TEMPO.CO, Jakarta - Kementerian Perencanaan Pembangunan Nasional/Badan Perencanaan Pembangunan Nasional mengatakan perkawinan anak merupakan bentuk pelanggaran hak untuk remaja.
Deputi Bidang Pembangunan Manusia dan Kebudayaan Bappenas, Subandi Sardjoko, menyatakan banyaknya perkawinan anak merupakan salah satu tantangan dalam pembangunan sumber daya manusia
“Perkawinan anak juga merupakan sebuah bentuk pelanggaran hak anak yang dapat menghambat mereka dalam mendapatkan hak–haknya secara optimal”, kata Subandi dalam konferensi virtual Strategi Nasional Pencegahan Perkawinan Anak, Rabu, 2 September 2020.
Ia mengatakan sehingga penting bagi seluruh lapisan masyarakat menyadari bahaya perkawinan anak.
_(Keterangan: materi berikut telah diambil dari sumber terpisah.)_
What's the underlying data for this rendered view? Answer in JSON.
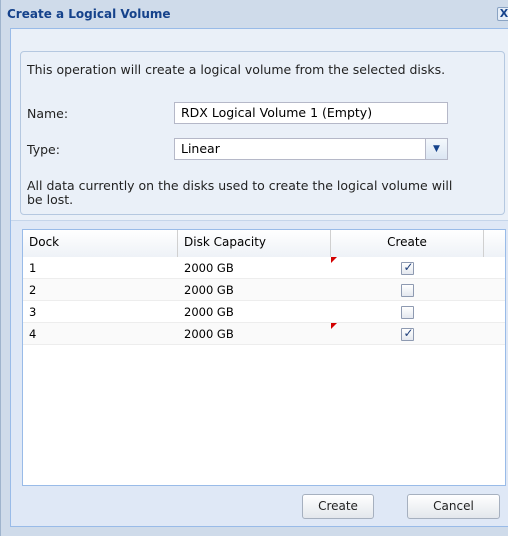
{
  "dialog": {
    "title": "Create a Logical Volume",
    "close_glyph": "X"
  },
  "form": {
    "intro": "This operation will create a logical volume from the selected disks.",
    "name_label": "Name:",
    "name_value": "RDX Logical Volume 1 (Empty)",
    "type_label": "Type:",
    "type_value": "Linear",
    "type_arrow_icon": "chevron-down-icon",
    "warning": "All data currently on the disks used to create the logical volume will be lost."
  },
  "grid": {
    "columns": [
      "Dock",
      "Disk Capacity",
      "Create"
    ],
    "rows": [
      {
        "dock": "1",
        "capacity": "2000 GB",
        "create": true,
        "modified": true
      },
      {
        "dock": "2",
        "capacity": "2000 GB",
        "create": false,
        "modified": false
      },
      {
        "dock": "3",
        "capacity": "2000 GB",
        "create": false,
        "modified": false
      },
      {
        "dock": "4",
        "capacity": "2000 GB",
        "create": true,
        "modified": true
      }
    ]
  },
  "buttons": {
    "create_label": "Create",
    "cancel_label": "Cancel"
  },
  "colors": {
    "title": "#15428b",
    "dirty_marker": "#d30000"
  }
}
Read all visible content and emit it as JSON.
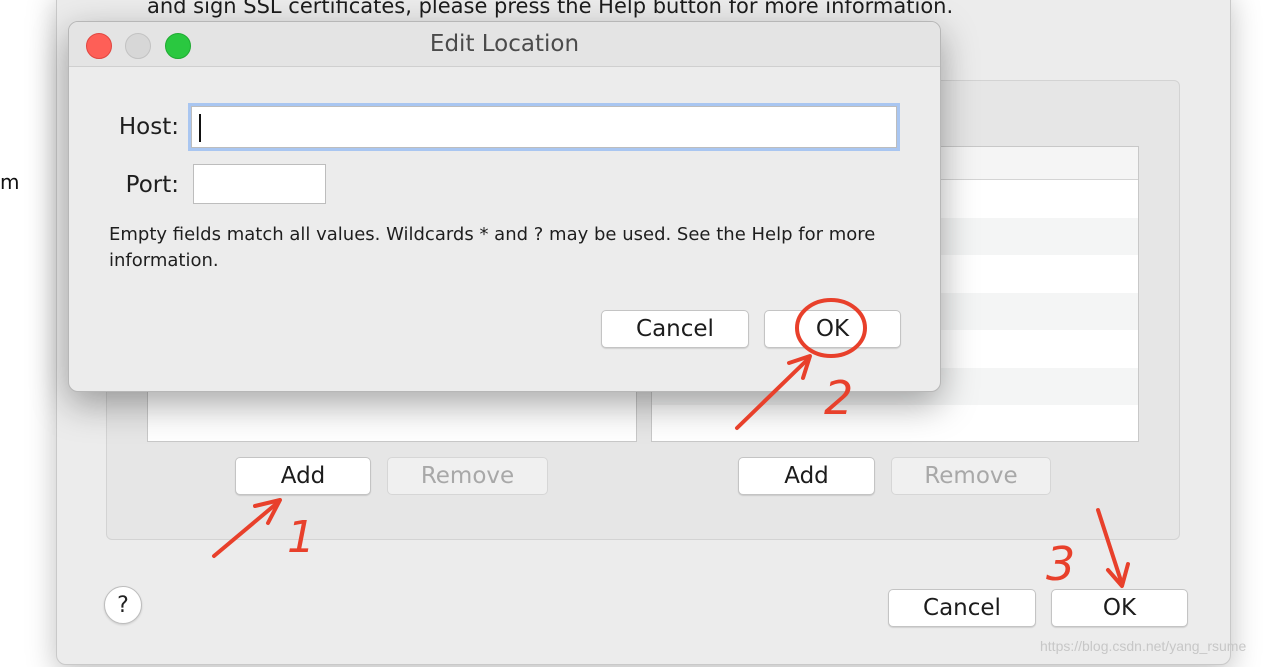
{
  "background": {
    "intro_text": "and sign SSL certificates, please press the Help button for more information.",
    "edge_fragment": "m",
    "left_list": {
      "add_label": "Add",
      "remove_label": "Remove"
    },
    "right_list": {
      "add_label": "Add",
      "remove_label": "Remove"
    },
    "help_label": "?",
    "cancel_label": "Cancel",
    "ok_label": "OK"
  },
  "dialog": {
    "title": "Edit Location",
    "host": {
      "label": "Host:",
      "value": ""
    },
    "port": {
      "label": "Port:",
      "value": ""
    },
    "info_text": "Empty fields match all values. Wildcards * and ? may be used. See the Help for more information.",
    "cancel_label": "Cancel",
    "ok_label": "OK"
  },
  "annotations": {
    "color": "#e8402b",
    "step1": "1",
    "step2": "2",
    "step3": "3"
  },
  "watermark": "https://blog.csdn.net/yang_rsume"
}
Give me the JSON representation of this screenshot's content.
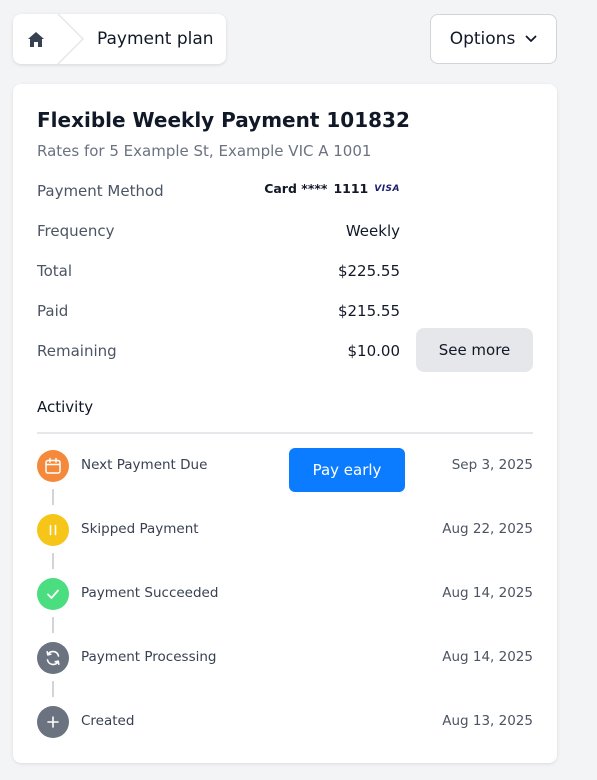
{
  "breadcrumb": {
    "home_icon": "home-icon",
    "current": "Payment plan"
  },
  "options": {
    "label": "Options",
    "icon": "chevron-down-icon"
  },
  "plan": {
    "title": "Flexible Weekly Payment 101832",
    "subtitle": "Rates for 5 Example St, Example VIC A 1001",
    "details": {
      "payment_method_label": "Payment Method",
      "card_prefix": "Card ****",
      "card_last4": "1111",
      "card_brand": "VISA",
      "frequency_label": "Frequency",
      "frequency_value": "Weekly",
      "total_label": "Total",
      "total_value": "$225.55",
      "paid_label": "Paid",
      "paid_value": "$215.55",
      "remaining_label": "Remaining",
      "remaining_value": "$10.00"
    },
    "see_more_label": "See more"
  },
  "activity": {
    "heading": "Activity",
    "pay_early_label": "Pay early",
    "items": [
      {
        "label": "Next Payment Due",
        "date": "Sep 3, 2025",
        "icon": "calendar-icon",
        "color": "#f5893b"
      },
      {
        "label": "Skipped Payment",
        "date": "Aug 22, 2025",
        "icon": "pause-icon",
        "color": "#f5c518"
      },
      {
        "label": "Payment Succeeded",
        "date": "Aug 14, 2025",
        "icon": "check-icon",
        "color": "#4ade80"
      },
      {
        "label": "Payment Processing",
        "date": "Aug 14, 2025",
        "icon": "refresh-icon",
        "color": "#6b7280"
      },
      {
        "label": "Created",
        "date": "Aug 13, 2025",
        "icon": "plus-icon",
        "color": "#6b7280"
      }
    ]
  },
  "colors": {
    "primary": "#0b7cff",
    "background": "#f3f4f6",
    "card": "#ffffff"
  }
}
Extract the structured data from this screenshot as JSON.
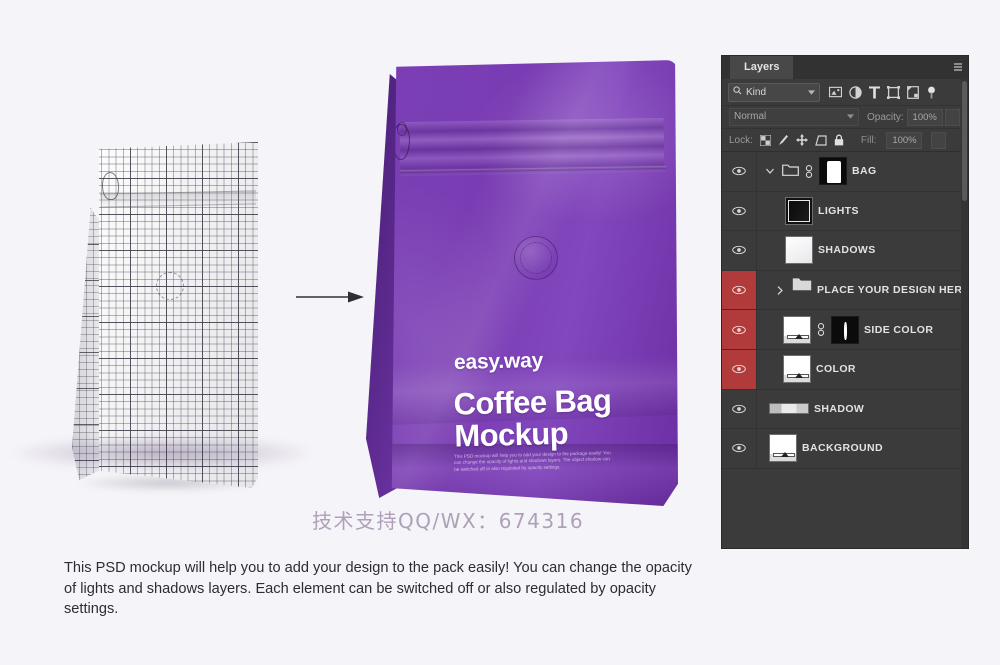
{
  "panel": {
    "tab_label": "Layers",
    "menu_icon": "panel-menu-icon",
    "filter": {
      "search_icon": "search-icon",
      "kind_label": "Kind",
      "chevron_icon": "chevron-down-icon",
      "icons": [
        "pixel-filter-icon",
        "adjustment-filter-icon",
        "type-filter-icon",
        "shape-filter-icon",
        "smart-object-filter-icon",
        "filter-toggle-icon"
      ]
    },
    "blend": {
      "mode": "Normal",
      "opacity_label": "Opacity:",
      "opacity_value": "100%",
      "chevron_icon": "chevron-down-icon"
    },
    "lock": {
      "label": "Lock:",
      "icons": [
        "lock-transparent-pixels-icon",
        "lock-image-pixels-icon",
        "lock-position-icon",
        "lock-artboard-nesting-icon",
        "lock-all-icon"
      ],
      "fill_label": "Fill:",
      "fill_value": "100%"
    },
    "layers": [
      {
        "name": "BAG",
        "visible": true,
        "selected": false,
        "type": "group",
        "expanded": true,
        "icons": [
          "eye-icon",
          "chevron-down-icon",
          "folder-icon",
          "link-icon"
        ],
        "thumb": "mask-black"
      },
      {
        "name": "LIGHTS",
        "visible": true,
        "selected": false,
        "type": "layer",
        "icons": [
          "eye-icon"
        ],
        "thumb": "lights"
      },
      {
        "name": "SHADOWS",
        "visible": true,
        "selected": false,
        "type": "layer",
        "icons": [
          "eye-icon"
        ],
        "thumb": "shadows"
      },
      {
        "name": "PLACE YOUR DESIGN HERE",
        "visible": true,
        "selected": true,
        "type": "group",
        "expanded": false,
        "icons": [
          "eye-icon",
          "chevron-right-icon",
          "folder-icon"
        ],
        "thumb": "folder"
      },
      {
        "name": "SIDE COLOR",
        "visible": true,
        "selected": true,
        "type": "fill",
        "icons": [
          "eye-icon",
          "link-icon"
        ],
        "thumb": "fill-with-mask"
      },
      {
        "name": "COLOR",
        "visible": true,
        "selected": true,
        "type": "fill",
        "icons": [
          "eye-icon"
        ],
        "thumb": "fill"
      },
      {
        "name": "SHADOW",
        "visible": true,
        "selected": false,
        "type": "layer",
        "icons": [
          "eye-icon"
        ],
        "thumb": "shadow-bar"
      },
      {
        "name": "BACKGROUND",
        "visible": true,
        "selected": false,
        "type": "fill",
        "icons": [
          "eye-icon"
        ],
        "thumb": "fill"
      }
    ]
  },
  "canvas": {
    "wireframe_bag_label": "wireframe-coffee-bag",
    "arrow_label": "transformation-arrow",
    "bag": {
      "brand": "easy.way",
      "headline": "Coffee Bag\nMockup",
      "body": "This PSD mockup will help you to add your design to the package easily! You can change the opacity of lights and shadows layers. The object shadow can be switched off or also regulated by opacity settings.",
      "colors": {
        "front": "#7b3fb5",
        "side": "#5c2a8e",
        "text": "#ffffff"
      }
    },
    "watermark": "技术支持QQ/WX：674316"
  },
  "description": "This PSD mockup will help you to add your design to the pack easily!  You can change the opacity of lights and shadows layers. Each element can be switched off or also regulated by opacity settings."
}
“telah terjadi penurunan kasus perkawinan anak dari 11,2 persen pada tahun 2018 menjadi 10,8 persen pada kelompok perempuan menikah di bawah 18 tahun, jadi kelihatannya turun tapi kalau dari angka absolut ini di atas 1 juta ini banyak banget,” ujar Subandi
Subandi menyatakan 3 provinsi dengan angka tertinggi pada tahun 2019 yaitu Provinsi Kalimantan Selatan , Kalimantan tengah dan Sulawesi Barat
“Perkawinan anak bisa terjadi di wilayah manapun, pada kelompok agama apapun dan diberbagai level status sosial ekonomi,” kata Subandi
Subandi menyatakan di perlukan sinergi upaya pencegahan perkawinan anak dengan melibatkan berbagai pemangku kepentingan, dalam rangka mewujudkan Indonesia yang layak anak
Stranas PPA ini merupakan kolaborasi antar pemangku kepentingan produk pertama dari Kementerian Bappenas Kementerian PPPA Indonesia dan program kerjasama pemerintah Indonesia Australia melalui program Mampu. Program ini juga melibatkan pemangku kepentingan di tingkat pusat dan daerah termasuk para pakar dan akademisi serta kelompok anak.